Bruno è il compagno di Desirè, un professore più anziano di lei che la corregge davanti agli ospiti, intimandole di abbassare la voce, chiassosa, sboccata. Si assicura sempre di non metterla incinta. Grazie al personaggio di Bruno il film riesce ad introdure un’ulteriore sottotrama: esiste una famiglia famiglia – in cui si cresce – e una famiglia scelta? Ma soprattutto, in dinamiche così disfunzionali, quale delle due deve avere la priorità? Se da una parte è facile parlare di mediazione, dall’altra, bisogna comprendere che i fratelli protagonisti della storia sentono di non avere mai tempo per nessuno, vivono, diremmo noi oggi, “generazione che non va a lavorare”, in survival mode

Felicità è tutto uno stornello

Una scena da Felicità
Una scena da Felicità

Dev’essere l’alba quando la tua voce
Aricomincia e me rimette in croce
‘Alzati caro, guarda che giornata
Facciamoci una bella passeggiata’
Facciamose ‘na che? Ma va a far ‘n culo
A me lasciame perde’ qui da solo
Da quanno t’ho sposata nun c’è inverno
Che nun me fai ‘ncazzar cor Padreterno

La voce di lei è sempre rotta, quella di lui è sempre coperta. In compenso, quelle del resto della famiglia sono assordanti. I loro dialoghi, quelli della mamma e del padre, così leggeri e disinteressati da ricordare degli stornelli popolari, monologhi in canzone trasformati in sceneggiatura. Due parti che non si incontreranno mai: una sta male, l’altra pensa al cibo e alle passeggiate. 

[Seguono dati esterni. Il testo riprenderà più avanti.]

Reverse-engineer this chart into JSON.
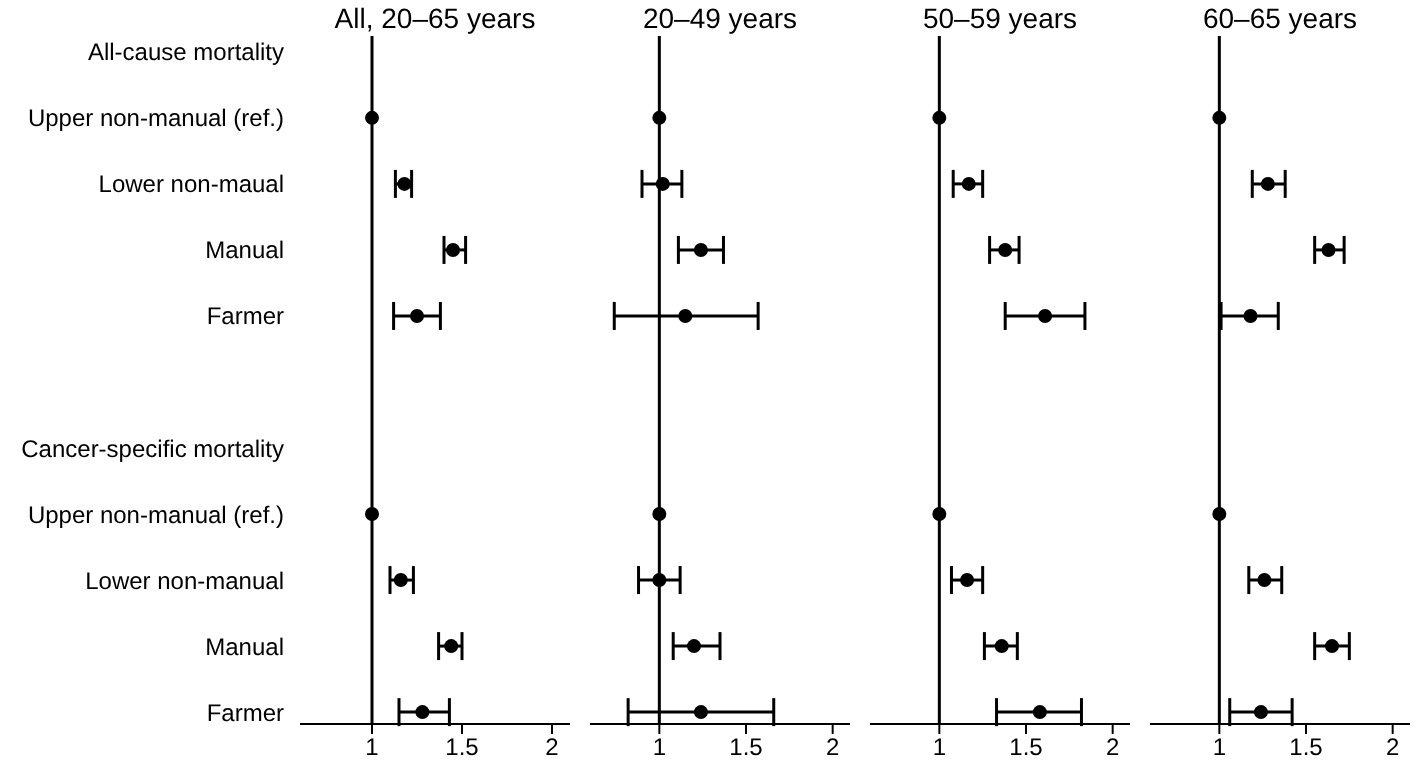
{
  "chart_data": [
    {
      "type": "scatter",
      "title": "All, 20–65 years",
      "orientation": "horizontal",
      "categories": [
        "All-cause mortality",
        "Upper non-manual (ref.)",
        "Lower non-maual",
        "Manual",
        "Farmer",
        null,
        "Cancer-specific mortality",
        "Upper non-manual (ref.)",
        "Lower non-manual",
        "Manual",
        "Farmer"
      ],
      "values": [
        null,
        1,
        1.18,
        1.45,
        1.25,
        null,
        null,
        1,
        1.16,
        1.44,
        1.28
      ],
      "errors": [
        null,
        null,
        [
          1.13,
          1.22
        ],
        [
          1.4,
          1.52
        ],
        [
          1.12,
          1.38
        ],
        null,
        null,
        null,
        [
          1.1,
          1.23
        ],
        [
          1.37,
          1.5
        ],
        [
          1.15,
          1.43
        ]
      ],
      "color": "#000000",
      "marker": "circle",
      "xlim": [
        0.6,
        2.1
      ],
      "xticks": [
        1,
        1.5,
        2
      ],
      "ref_lines": [
        {
          "axis": "x",
          "value": 1
        }
      ]
    },
    {
      "type": "scatter",
      "title": "20–49 years",
      "orientation": "horizontal",
      "categories": [
        null,
        null,
        null,
        null,
        null,
        null,
        null,
        null,
        null,
        null,
        null
      ],
      "values": [
        null,
        1,
        1.02,
        1.24,
        1.15,
        null,
        null,
        1,
        1.0,
        1.2,
        1.24
      ],
      "errors": [
        null,
        null,
        [
          0.9,
          1.13
        ],
        [
          1.11,
          1.37
        ],
        [
          0.74,
          1.57
        ],
        null,
        null,
        null,
        [
          0.88,
          1.12
        ],
        [
          1.08,
          1.35
        ],
        [
          0.82,
          1.66
        ]
      ],
      "color": "#000000",
      "marker": "circle",
      "xlim": [
        0.6,
        2.1
      ],
      "xticks": [
        1,
        1.5,
        2
      ],
      "ref_lines": [
        {
          "axis": "x",
          "value": 1
        }
      ],
      "tick_labels": "x"
    },
    {
      "type": "scatter",
      "title": "50–59 years",
      "orientation": "horizontal",
      "categories": [
        null,
        null,
        null,
        null,
        null,
        null,
        null,
        null,
        null,
        null,
        null
      ],
      "values": [
        null,
        1,
        1.17,
        1.38,
        1.61,
        null,
        null,
        1,
        1.16,
        1.36,
        1.58
      ],
      "errors": [
        null,
        null,
        [
          1.08,
          1.25
        ],
        [
          1.29,
          1.46
        ],
        [
          1.38,
          1.84
        ],
        null,
        null,
        null,
        [
          1.07,
          1.25
        ],
        [
          1.26,
          1.45
        ],
        [
          1.33,
          1.82
        ]
      ],
      "color": "#000000",
      "marker": "circle",
      "xlim": [
        0.6,
        2.1
      ],
      "xticks": [
        1,
        1.5,
        2
      ],
      "ref_lines": [
        {
          "axis": "x",
          "value": 1
        }
      ],
      "tick_labels": "x"
    },
    {
      "type": "scatter",
      "title": "60–65 years",
      "orientation": "horizontal",
      "categories": [
        null,
        null,
        null,
        null,
        null,
        null,
        null,
        null,
        null,
        null,
        null
      ],
      "values": [
        null,
        1,
        1.28,
        1.63,
        1.18,
        null,
        null,
        1,
        1.26,
        1.65,
        1.24
      ],
      "errors": [
        null,
        null,
        [
          1.19,
          1.38
        ],
        [
          1.55,
          1.72
        ],
        [
          1.01,
          1.34
        ],
        null,
        null,
        null,
        [
          1.17,
          1.36
        ],
        [
          1.55,
          1.75
        ],
        [
          1.06,
          1.42
        ]
      ],
      "color": "#000000",
      "marker": "circle",
      "xlim": [
        0.6,
        2.1
      ],
      "xticks": [
        1,
        1.5,
        2
      ],
      "ref_lines": [
        {
          "axis": "x",
          "value": 1
        }
      ],
      "tick_labels": "x"
    }
  ]
}
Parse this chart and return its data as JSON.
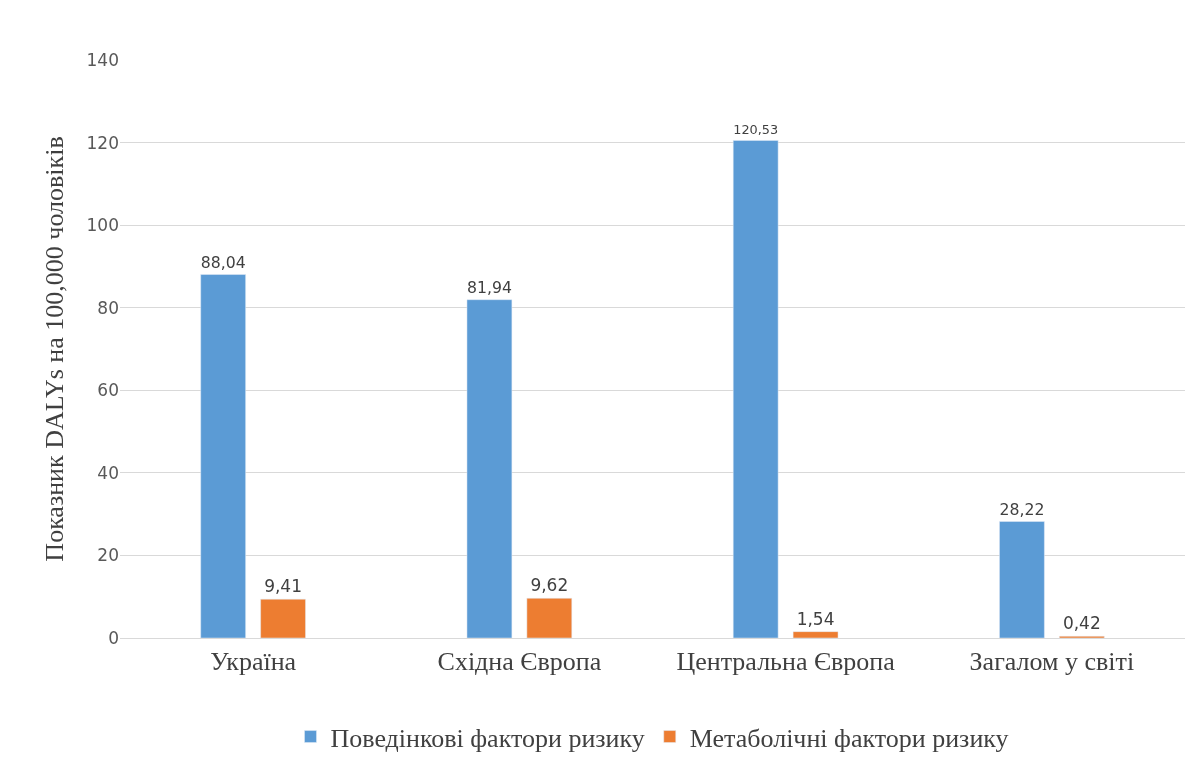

Ma non vieni a cena? ho fatto pure er baccalà”; “Aho’ sempre a magnà, te e il baccalà”; “Avevo fatto pure i fagiolini, ci mancava solo questa”; “Che botta soré. Che fine che ho fatto.” Afferma dall’altro lato del telefono. E a noi, sarà forse per la notizia degli ultimi giorni, ma viene in mente, durante il film, la faticosa Vacanza del fine settimana di Califano. Quella con una moglie che proprio non vuole capire.

Un tempo filmico scandito in mesi. Per Claudio, però, ne esistono solo due: uno prima e uno dopo la partenza della sorella. Quello che succede nel mezzo non esiste, il tempo che passano insieme, seduti, a parlare di bruciature sul tettuccio della macchina, a parlare di niente, è un tempo dilatato, nel quale la stanza non ha pareti, smussata di ogni angolo, di ogni intruso. Due anime violentate, sbagliate, che neanche in due riescono a farne una integra. Bruno cerca di colmare un vuoto simile facendo trovare qualche cena pronta a Desirè. Il vuoto che lascia la prima cosa bella.

Due matti e 100 cancelli

Micaela Ramazzotti alla regia
Micaela Ramazzotti alla regia

In un film in cui quel dolore diventa l’unico spazio comodo per i protagonisti, diretti in modo così intimo, a un certo punto viene da chiedersi: come si va avanti? Si rimane in quel limbo? Cosa succede a due personaggi, matti, che arrivano al novantanovesimo cancello, come nella battuta? “Due pazzi decidono di evadere dal manicomio, ma per essere liberi devono scavalcare ben 100 cancelli. Iniziano a scavalcarli, uno dopo l’altro… Al decimo cancello uno chiede all’altro: ‘Sei stanco?’ e l’altro ‘No!’.  Dopo 40 cancelli: ‘Sei stanco?’ e l’altro ‘No’. Dopo 60 cancelli: ‘Sei stanco?’ e l’altro ‘No. Al novantanovesimo:  ‘Sei stanco?’ Sì, non ce la faccio più’-  ‘Hai ragione, torniamo indietro.’” 

Due embrioni li dividi una volta, alla nascita. Se uno si ferma al novantanovesimo cancello e l’altro va avanti, uno dei due muore, illuso di aver spezzato un rapporto a tratti nocivo, impegnativo, che ne risucchiava tutte le energie. Invece l’altro rimane con il braccio appeso, quasi esangue, insoddisfatto di non aver completato il proprio salasso. Felicità, un concetto sempre molto soggettivo.